Why Cognitive Data Capture Is Not There Yet

One of the first key questions we receive in the 60 seconds after meeting a potential customer is: “What makes DocDigitizer different from any other cognitive data capture or OCR vendor?”

The question is truly significant. I’ll dive directly into the answer and then explore why, at DocDigitizer, we are taking a radically different approach than anyone else.

What makes DocDigitizer different? You send DocDigitizer a document, and you receive curated actionable structured data. Period. There’s no need for extra revision work.

Let me try to explain the problem. Consider I deliver a box with 100 balls to you. Some are blue, some are red. Imagine there is a system that prints a label stating the ball color and sticks it to each ball. But the system is not perfect and 5% of the time it prints the wrong color, i.e. puts a blue sticker on a red ball or vice-versa.
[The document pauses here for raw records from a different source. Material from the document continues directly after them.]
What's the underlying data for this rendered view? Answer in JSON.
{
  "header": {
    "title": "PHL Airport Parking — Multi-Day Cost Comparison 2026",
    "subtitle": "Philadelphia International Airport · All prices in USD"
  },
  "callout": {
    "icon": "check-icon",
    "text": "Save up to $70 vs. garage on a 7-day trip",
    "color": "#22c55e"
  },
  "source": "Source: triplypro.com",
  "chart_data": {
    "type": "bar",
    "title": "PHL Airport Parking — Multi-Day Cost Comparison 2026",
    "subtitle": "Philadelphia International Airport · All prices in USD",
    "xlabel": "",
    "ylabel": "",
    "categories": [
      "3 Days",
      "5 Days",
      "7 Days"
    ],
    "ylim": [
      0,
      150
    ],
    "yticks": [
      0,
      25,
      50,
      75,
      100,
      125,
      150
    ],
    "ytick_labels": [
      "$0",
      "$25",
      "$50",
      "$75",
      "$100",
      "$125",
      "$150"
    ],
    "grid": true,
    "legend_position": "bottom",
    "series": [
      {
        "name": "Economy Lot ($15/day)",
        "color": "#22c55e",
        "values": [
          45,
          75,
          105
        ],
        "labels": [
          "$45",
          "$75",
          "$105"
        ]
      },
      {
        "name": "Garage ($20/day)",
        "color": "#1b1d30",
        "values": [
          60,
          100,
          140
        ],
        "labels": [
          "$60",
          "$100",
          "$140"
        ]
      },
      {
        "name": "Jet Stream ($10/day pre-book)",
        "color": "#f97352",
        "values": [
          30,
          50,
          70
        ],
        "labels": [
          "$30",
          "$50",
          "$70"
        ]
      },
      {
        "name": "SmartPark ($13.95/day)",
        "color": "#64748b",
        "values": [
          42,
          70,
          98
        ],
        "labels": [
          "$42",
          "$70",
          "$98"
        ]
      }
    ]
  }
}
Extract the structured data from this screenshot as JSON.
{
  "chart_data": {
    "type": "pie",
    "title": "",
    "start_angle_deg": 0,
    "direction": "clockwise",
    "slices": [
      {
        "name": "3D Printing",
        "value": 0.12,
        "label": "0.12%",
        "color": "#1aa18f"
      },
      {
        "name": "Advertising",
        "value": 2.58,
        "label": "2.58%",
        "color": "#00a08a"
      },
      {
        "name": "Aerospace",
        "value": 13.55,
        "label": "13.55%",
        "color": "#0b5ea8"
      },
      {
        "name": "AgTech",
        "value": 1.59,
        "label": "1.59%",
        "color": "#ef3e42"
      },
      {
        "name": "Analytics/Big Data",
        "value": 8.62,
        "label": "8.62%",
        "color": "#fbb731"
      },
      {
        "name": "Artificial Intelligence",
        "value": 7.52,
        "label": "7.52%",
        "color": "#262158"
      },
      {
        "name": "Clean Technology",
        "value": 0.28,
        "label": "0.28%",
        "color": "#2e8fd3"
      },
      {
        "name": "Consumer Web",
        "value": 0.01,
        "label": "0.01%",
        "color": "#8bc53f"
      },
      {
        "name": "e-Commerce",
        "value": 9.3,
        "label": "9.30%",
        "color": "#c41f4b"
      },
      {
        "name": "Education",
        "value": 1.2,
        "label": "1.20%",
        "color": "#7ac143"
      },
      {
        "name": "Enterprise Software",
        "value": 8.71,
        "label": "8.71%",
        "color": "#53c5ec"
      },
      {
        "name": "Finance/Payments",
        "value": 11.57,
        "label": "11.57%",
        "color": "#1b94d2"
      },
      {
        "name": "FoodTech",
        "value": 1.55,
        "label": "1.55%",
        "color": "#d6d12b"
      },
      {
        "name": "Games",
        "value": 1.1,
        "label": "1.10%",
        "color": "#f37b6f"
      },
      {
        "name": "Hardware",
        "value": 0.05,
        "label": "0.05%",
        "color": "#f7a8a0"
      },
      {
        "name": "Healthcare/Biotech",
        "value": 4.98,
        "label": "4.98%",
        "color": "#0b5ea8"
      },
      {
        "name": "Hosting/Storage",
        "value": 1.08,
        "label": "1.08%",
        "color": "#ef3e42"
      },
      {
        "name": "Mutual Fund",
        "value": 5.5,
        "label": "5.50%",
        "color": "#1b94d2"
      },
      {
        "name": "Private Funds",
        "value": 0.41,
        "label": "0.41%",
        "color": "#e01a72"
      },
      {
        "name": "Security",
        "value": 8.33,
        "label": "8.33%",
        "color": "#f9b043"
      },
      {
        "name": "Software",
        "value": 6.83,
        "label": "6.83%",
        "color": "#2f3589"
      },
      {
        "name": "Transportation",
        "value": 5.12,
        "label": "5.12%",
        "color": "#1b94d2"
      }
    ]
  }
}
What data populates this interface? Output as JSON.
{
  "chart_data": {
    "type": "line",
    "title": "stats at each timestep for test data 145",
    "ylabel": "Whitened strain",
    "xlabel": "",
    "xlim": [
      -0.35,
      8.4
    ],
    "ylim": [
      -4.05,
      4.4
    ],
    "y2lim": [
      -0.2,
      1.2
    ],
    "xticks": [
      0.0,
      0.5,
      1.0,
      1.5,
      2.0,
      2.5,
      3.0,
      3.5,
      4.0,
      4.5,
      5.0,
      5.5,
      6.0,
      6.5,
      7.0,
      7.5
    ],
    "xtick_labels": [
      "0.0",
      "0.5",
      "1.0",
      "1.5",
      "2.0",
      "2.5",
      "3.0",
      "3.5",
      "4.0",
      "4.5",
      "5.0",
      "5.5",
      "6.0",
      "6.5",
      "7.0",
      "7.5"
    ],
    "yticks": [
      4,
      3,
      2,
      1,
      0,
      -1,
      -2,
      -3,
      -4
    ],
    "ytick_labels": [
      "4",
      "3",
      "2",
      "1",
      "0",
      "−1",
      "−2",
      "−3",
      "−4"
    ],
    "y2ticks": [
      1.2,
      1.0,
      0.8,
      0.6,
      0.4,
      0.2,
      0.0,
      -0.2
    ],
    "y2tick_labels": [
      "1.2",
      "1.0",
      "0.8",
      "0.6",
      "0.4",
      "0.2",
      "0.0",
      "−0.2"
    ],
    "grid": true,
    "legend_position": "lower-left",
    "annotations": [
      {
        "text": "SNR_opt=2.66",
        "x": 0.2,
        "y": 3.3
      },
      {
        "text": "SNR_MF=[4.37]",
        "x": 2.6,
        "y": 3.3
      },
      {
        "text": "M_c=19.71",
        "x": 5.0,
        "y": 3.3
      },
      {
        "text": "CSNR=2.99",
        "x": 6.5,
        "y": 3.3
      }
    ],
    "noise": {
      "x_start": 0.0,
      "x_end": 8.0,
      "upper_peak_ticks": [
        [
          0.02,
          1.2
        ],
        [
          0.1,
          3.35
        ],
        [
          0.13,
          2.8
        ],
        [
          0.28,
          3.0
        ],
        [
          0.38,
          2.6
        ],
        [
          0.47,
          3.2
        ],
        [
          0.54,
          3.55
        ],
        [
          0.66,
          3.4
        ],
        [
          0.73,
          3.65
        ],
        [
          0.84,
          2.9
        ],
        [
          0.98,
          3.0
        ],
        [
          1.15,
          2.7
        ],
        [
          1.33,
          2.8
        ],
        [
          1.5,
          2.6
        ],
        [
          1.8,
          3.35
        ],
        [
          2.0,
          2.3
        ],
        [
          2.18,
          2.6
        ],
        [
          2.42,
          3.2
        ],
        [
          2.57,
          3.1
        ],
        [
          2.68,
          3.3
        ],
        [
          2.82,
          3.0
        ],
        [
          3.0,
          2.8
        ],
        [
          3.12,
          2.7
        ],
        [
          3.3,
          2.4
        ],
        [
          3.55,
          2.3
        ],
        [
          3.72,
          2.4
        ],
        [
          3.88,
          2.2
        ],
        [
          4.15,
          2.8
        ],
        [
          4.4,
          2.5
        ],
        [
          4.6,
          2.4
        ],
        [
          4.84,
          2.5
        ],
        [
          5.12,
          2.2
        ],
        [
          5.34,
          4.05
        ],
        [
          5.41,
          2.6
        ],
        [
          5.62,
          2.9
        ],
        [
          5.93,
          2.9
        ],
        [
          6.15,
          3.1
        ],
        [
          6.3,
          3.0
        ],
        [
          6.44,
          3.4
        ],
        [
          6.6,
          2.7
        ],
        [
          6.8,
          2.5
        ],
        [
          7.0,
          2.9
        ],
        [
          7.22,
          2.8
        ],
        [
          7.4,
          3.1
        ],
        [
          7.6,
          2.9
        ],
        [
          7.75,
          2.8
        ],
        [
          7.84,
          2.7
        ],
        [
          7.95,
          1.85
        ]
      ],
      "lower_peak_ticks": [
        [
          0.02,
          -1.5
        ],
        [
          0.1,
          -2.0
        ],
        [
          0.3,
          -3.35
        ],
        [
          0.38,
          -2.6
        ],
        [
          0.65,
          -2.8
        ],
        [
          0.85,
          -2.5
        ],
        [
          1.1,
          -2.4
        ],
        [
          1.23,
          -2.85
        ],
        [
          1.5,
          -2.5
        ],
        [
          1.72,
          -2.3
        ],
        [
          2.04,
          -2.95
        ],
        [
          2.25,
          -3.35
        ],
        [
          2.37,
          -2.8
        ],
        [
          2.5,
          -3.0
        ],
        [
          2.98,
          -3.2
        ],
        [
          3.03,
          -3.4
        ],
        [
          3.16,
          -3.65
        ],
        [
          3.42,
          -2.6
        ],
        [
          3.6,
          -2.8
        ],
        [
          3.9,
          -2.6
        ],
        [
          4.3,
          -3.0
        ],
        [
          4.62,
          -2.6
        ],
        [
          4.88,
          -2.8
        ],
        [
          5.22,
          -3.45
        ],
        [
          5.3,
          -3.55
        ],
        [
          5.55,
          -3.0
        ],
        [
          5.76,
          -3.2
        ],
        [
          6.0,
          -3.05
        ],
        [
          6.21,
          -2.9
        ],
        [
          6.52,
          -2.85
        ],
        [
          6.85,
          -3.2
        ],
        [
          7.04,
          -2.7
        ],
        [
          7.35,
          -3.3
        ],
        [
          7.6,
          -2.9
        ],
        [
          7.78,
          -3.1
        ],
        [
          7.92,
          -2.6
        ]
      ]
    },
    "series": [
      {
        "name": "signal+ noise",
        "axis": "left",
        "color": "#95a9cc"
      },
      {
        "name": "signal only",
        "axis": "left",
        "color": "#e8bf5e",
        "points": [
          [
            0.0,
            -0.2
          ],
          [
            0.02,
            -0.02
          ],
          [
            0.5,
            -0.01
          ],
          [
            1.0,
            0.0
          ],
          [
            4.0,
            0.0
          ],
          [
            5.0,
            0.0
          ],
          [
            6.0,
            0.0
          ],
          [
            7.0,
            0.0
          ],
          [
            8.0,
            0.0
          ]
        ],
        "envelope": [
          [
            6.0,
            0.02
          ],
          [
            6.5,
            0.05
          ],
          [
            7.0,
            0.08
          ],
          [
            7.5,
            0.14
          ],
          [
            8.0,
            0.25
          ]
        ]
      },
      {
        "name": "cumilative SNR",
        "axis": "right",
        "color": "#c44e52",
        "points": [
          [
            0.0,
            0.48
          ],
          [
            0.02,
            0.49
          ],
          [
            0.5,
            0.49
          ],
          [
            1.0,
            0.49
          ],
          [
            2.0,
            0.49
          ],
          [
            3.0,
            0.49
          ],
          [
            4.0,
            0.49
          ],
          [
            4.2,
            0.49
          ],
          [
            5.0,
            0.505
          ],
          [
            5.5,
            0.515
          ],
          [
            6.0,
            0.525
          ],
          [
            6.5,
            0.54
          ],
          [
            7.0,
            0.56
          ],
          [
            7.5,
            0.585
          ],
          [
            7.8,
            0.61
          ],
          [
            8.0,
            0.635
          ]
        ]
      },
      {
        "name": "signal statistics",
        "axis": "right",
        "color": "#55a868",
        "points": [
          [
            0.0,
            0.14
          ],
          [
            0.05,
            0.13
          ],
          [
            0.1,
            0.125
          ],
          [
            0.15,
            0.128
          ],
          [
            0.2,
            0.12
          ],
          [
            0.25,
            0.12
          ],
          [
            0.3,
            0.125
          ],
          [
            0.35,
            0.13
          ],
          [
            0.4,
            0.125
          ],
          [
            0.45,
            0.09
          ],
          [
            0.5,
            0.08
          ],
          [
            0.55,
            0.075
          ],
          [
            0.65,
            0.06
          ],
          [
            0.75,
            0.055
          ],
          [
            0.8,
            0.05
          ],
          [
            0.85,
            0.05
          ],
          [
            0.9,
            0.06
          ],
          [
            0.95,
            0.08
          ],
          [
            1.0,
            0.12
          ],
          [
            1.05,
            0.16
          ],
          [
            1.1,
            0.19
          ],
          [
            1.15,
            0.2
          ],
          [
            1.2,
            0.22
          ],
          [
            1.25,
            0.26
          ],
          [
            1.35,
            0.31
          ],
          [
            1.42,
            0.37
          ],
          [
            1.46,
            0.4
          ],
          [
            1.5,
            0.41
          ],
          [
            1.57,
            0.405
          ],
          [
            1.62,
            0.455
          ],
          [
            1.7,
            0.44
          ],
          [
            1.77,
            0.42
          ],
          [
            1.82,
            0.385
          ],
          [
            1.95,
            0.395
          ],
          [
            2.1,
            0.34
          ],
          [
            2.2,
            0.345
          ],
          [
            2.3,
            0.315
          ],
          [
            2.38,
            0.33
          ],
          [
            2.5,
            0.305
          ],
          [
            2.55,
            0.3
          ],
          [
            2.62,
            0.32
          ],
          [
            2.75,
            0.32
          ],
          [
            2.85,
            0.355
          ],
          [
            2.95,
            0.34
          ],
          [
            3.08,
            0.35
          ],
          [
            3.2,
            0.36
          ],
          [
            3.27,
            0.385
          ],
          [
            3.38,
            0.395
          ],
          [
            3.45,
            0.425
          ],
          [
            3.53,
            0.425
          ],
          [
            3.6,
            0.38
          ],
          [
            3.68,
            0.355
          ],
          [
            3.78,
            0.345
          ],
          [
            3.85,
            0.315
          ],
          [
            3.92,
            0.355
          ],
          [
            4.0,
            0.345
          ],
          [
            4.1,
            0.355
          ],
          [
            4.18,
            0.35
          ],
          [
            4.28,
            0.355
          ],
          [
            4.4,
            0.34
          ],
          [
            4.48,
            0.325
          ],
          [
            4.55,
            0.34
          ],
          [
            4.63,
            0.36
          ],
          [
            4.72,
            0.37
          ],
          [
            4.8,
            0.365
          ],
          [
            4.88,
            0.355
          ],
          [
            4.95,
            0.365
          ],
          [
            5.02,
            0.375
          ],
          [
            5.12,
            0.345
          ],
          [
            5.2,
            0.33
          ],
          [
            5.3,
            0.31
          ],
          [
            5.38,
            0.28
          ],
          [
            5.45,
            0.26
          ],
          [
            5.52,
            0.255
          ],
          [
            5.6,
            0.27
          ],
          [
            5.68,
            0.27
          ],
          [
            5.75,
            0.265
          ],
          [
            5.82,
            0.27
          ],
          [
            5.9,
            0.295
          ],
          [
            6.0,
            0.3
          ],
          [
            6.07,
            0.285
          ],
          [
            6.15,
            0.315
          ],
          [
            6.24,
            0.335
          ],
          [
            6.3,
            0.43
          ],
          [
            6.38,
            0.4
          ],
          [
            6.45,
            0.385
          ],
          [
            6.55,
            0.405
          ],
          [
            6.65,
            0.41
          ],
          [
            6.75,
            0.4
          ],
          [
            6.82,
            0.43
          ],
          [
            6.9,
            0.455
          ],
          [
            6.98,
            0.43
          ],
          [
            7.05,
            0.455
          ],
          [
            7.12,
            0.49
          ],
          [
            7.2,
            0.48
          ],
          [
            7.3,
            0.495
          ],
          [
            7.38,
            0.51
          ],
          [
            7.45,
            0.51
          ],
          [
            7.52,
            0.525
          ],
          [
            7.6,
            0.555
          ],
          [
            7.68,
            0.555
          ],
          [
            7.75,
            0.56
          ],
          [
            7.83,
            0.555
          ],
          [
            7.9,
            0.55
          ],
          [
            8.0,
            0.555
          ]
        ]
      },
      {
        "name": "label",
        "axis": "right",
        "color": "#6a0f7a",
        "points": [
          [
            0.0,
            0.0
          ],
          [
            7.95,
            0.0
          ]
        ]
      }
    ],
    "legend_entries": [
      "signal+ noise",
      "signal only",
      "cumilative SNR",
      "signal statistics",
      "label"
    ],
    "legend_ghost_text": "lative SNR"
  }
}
Now the critical question: “By looking at the sticker on each ball, which balls have the wrong sticker?” And the answer is… you simply don’t know. You will have to check each and every ball.

DocDigitizer on the other hand delivers you accurate, verified content that can be used without additional validation. That is our core philosophy, and it makes all the difference.

That is the problem with competitive solutions out there. If you are a bank, insurer, government, or small accounting firm, you can’t afford to transfer the wrong amount to the wrong account number even if it only happens 5% of the time. If you are running a KYC (know your customer) due diligence process, you don’t want to check the wrong data or the wrong person.

AI/ML and Humans

At DocDigitizer we clearly understood the problem. No matter what technology our customers use (cloud OCR, cognitive extraction, etc) they end up paying the revision services to verify all of the content again. In some cases, the cost is about the same. What we found out is that the rate of human error in the revision process can be as high as 10%.

But in 2020, machines still are not capable of being fully autonomous in verifying documents. Think of the current status quo for autonomous driving. We kind of trust the autopilot in very limited circumstances, but only with a pilot able to take control over the vehicle if necessary.

To solve this conundrum, DocDigitizer takes advantage of the huge potential of artificial intelligence and machine learning and also provides fully certified and accurate content. We realized that human intervention is still needed. The conventional approach is to split the process into two parts. First, you send the documents to an OCR/cognitive extraction system. Second, you perform the revision.

DocDigitizer’s approach is radically different. Although there are still two clear distinctive components—the machine and the humans—the process is tightly coupled. I could say that we built a complex event processor engine with a real-time machine learning process but then I might lose you. Simply put, the human revision process occurs in real-time and feeds the learning process in real-time. It’s like having a personal coach who tells the computer what it’s doing right or wrong.

To build such a system we had to rethink human verification of content and data. Along the process, we learned a few things. As important as having AI/ML algorithms that extract the information, it is as important to have AI/ML algorithms that understand humans. 

At DocDigitizer we know when an editor is starting the get tired, make mistakes, or if he/she needs to take a break. We understand which type of content needs more verification and why. And this is tailored and customized for each specific editor. It is actually fascinating as we enter the field of psychology. We also had to add gamification concepts to help editors remain engaged and focused on revision.

Getting back to that first and most important question: What makes DocDigitizer different? You send DocDigitizer a document, you receive curated, actionable structured data without the need for extra revision work.

DocDigitizer is a Portuguese startup founded as a spin-off of Infosistema in 2016. It is dedicated to the development of intelligent process automation technologies through the use of machine learning.

Since its founding, DocDigitizer has recorded annual growth rates in excess of 100% and is now supporting leading companies in the banking, insurance and financial services industries in more than 6 geographies.